Bitcoin Holds Firm at $119K as ETF Inflows and Global Liquidity Signal Imminent Breakout
👤Jay Robinson ⏲️July 29, 2025

Bitcoin (BTC) is holding steady around the $119,000 mark after a two-week consolidation phase between $116,000 and $120,000, following its all-time high of $123,218 on July 14. This price action suggests cautious optimism, with traders preparing for a potential volatility spike driven by macroeconomic events and increasing institutional demand.
A key bullish indicator is the sustained inflow into US-listed spot Bitcoin ETFs, which saw $157.02 million in net additions on Monday—marking the third consecutive day of inflows. Institutional interest has also been resilient in the face of recent selling pressure.
A K33 report highlighted how the market absorbed a massive 80,000 BTC over-the-counter sale by Galaxy Digital without collapsing, thanks to significant accumulation by treasury and ETF entities throughout July.

Low volatility is currently the norm, with Bitcoin’s 30-day volatility dropping to 1.34%, its lowest level since June 2024. However, upcoming data releases, including U.S. employment reports, GDP figures, the Federal Reserve’s interest rate decision, and President Trump’s trade policy announcements—are expected to jolt the markets.
Analysts warn this could trigger liquidation cascades, especially in leveraged altcoin positions, though Bitcoin’s solid foundation suggests a higher probability of upward continuation.
M2 Liquidity Boom Positions Bitcoin for Explosive Upside
Beyond ETF inflows and technical resilience, Bitcoin is benefiting from a massive macro tailwind: a surge in global M2 money supply, which has now hit a record $96 trillion.
M2 includes cash, checking deposits, and near-money assets and serves as a key indicator of global liquidity.
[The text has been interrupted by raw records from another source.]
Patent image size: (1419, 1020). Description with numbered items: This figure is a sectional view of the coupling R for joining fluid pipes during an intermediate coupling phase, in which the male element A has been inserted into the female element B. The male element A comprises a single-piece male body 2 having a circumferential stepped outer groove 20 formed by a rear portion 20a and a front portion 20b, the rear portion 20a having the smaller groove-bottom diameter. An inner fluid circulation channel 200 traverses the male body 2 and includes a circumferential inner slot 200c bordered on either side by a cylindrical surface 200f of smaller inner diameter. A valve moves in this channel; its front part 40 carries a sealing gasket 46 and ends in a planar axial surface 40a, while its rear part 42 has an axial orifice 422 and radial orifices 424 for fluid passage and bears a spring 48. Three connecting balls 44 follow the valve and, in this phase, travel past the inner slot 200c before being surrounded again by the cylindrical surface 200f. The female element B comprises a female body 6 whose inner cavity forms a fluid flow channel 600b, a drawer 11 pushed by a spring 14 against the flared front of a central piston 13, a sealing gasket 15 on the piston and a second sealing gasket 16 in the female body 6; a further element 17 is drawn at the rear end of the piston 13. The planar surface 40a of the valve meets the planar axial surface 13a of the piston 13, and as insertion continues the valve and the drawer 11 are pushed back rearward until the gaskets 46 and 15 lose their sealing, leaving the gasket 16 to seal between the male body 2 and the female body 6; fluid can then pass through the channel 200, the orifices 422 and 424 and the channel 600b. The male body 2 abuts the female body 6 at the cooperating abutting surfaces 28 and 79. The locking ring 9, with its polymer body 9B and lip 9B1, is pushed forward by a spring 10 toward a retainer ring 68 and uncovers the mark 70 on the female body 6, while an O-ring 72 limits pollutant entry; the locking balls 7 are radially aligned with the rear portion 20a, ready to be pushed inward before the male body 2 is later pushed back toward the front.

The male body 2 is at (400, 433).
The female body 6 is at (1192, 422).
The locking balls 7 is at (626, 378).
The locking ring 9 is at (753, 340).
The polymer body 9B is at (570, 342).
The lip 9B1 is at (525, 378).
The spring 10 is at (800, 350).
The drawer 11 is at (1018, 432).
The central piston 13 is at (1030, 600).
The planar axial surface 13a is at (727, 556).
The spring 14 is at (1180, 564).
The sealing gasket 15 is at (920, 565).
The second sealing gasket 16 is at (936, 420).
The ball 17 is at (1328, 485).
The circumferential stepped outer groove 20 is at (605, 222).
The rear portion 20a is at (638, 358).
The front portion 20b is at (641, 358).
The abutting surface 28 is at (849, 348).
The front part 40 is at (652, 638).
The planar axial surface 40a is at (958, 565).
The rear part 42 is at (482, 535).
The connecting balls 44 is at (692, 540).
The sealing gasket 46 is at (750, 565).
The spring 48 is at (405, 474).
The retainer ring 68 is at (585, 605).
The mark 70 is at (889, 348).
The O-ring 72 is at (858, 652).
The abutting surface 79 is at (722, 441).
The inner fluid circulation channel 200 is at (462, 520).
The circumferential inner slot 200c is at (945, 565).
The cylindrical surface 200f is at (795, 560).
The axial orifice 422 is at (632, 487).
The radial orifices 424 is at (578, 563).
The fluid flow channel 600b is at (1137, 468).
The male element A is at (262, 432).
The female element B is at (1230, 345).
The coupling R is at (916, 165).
When M2 rises, excess capital often seeks refuge in non-inflationary stores of value, historically gold and real estate, and now increasingly, Bitcoin.
Bitcoin’s design, a capped supply of 21 million coins and a predictable issuance rate, makes it uniquely suited for environments of loose monetary policy.
In past cycles, like after the 2020 stimulus or the 2017 bull run, surging M2 coincided with explosive BTC price rallies.With central banks expected to shift toward easing in late 2025, Bitcoin could follow a similar trajectory.
Moreover, on-chain data supports this thesis. Exchange outflows are increasing, long-term holders are growing, and the MVRV Z-score, a metric assessing market tops and bottoms, is rising. These indicators reflect growing investor conviction and decreasing BTC availability on exchanges, creating a perfect storm for a potential supply shock.
Regulatory Clarity and Institutional Demand Reshape Bitcoin’s Trajectory
Recent regulatory advances, such as the GENIUS Act, which enforces strict guidelines for stablecoin issuers, and the pending CLARITY and Anti-CBDC acts, have introduced long-sought legal clarity to U.S. crypto markets. These moves are helping transition Bitcoin from a speculative retail asset to a globally recognized macro store of value.
Simultaneously, the U.S. SEC’s delay on several key ETF proposals, including Truth Social’s Bitcoin ETF, Grayscale’s Solana Trust, and Canary Capital’s Litecoin ETF, hints at a flood of institutional products waiting on the sidelines. Approval of these ETFs could significantly expand investor access and push capital inflows even higher.
Short-term Bitcoin holders may be showing only 13% in unrealized profits, down from historical bull market peaks of 150–230%, but this signals strong hands rather than waning confidence.
As speculative fervor gives way to strategic accumulation, Bitcoin’s price action is increasingly dictated by long-term fundamentals and macroeconomic trends rather than hype cycles.
Bottom Line
With global liquidity on the rise, regulatory frameworks solidifying, and institutional demand outpacing supply, Bitcoin is positioned for a potentially historic breakout. The current consolidation phase near $119,000 may prove to be the calm before the storm, as macro tailwinds and on-chain data align for a bullish move in the second half of 2025.